He further testified as follows:
In the case of Gasoline Range Organics, there’s a – of which there was none detected
here – you can go to the volatile analysis and you can look for typical volatile
compounds that you’ll see in gasoline and you can look for, again: benzene, toluene,
ethyl benzene and xylene, which is call BTEX; that’s actually another analysis that
is petroleum oriented. You can perform a BTEX analysis for those four compounds
and you will find those present for gasoline . . . None of these were detected. There
are other compounds that are typical of gasoline, there’s methyl tertiary butyl ether,
if it’s a later, it’s a more recent production. Naphthalene is something that’s common
in gasoline. In fact, naphthalene is used as a marker compound for UST
[underground storage tank] contamination. But there is nothing detected. There are
a mixture of benzene isomers 1,2,4 and 1,3,5 trimethylbenzene, is very characteristic
of gasoline, but none of these were detected at all. And when I reviewed that aspect
of it, I said, “Well there’s no gasoline contamination of this water.”

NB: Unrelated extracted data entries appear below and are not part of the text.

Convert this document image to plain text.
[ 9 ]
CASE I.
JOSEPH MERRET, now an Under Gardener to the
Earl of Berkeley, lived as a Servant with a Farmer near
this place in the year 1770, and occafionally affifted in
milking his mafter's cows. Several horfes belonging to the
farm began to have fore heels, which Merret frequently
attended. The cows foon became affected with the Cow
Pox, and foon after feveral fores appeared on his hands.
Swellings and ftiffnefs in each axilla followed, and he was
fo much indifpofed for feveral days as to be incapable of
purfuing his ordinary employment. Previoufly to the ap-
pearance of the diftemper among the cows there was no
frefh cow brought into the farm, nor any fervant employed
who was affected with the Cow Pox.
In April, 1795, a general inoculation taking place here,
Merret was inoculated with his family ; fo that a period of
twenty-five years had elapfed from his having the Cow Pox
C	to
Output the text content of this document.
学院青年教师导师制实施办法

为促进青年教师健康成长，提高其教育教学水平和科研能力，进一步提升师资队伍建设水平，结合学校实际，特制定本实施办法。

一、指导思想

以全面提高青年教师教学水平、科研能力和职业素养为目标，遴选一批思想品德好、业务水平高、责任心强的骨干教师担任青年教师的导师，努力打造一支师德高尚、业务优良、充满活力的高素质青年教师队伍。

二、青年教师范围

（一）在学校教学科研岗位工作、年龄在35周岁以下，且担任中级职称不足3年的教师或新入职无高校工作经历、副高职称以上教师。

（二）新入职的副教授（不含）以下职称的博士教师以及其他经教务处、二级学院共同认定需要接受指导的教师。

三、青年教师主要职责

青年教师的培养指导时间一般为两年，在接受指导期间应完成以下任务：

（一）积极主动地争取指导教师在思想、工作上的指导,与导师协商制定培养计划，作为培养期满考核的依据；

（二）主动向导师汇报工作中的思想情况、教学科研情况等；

Dr. Crowder opined that the well water on the property was not contaminated by the presence
of the underground storage tanks. Dr. Crowder stated that he was 100 percent sure that in his
“professional opinion” the water sample was not contaminated by petroleum.
An essential element of Plaintiffs’ claim is causation. The Plaintiffs have the burden of
proving by a preponderance of the evidence that the groundwater well was contaminated by
petroleum caused by the presence of the underground storage tank. The testimony of Dr. Crowder
negates this essential element of Plaintiffs’ claim.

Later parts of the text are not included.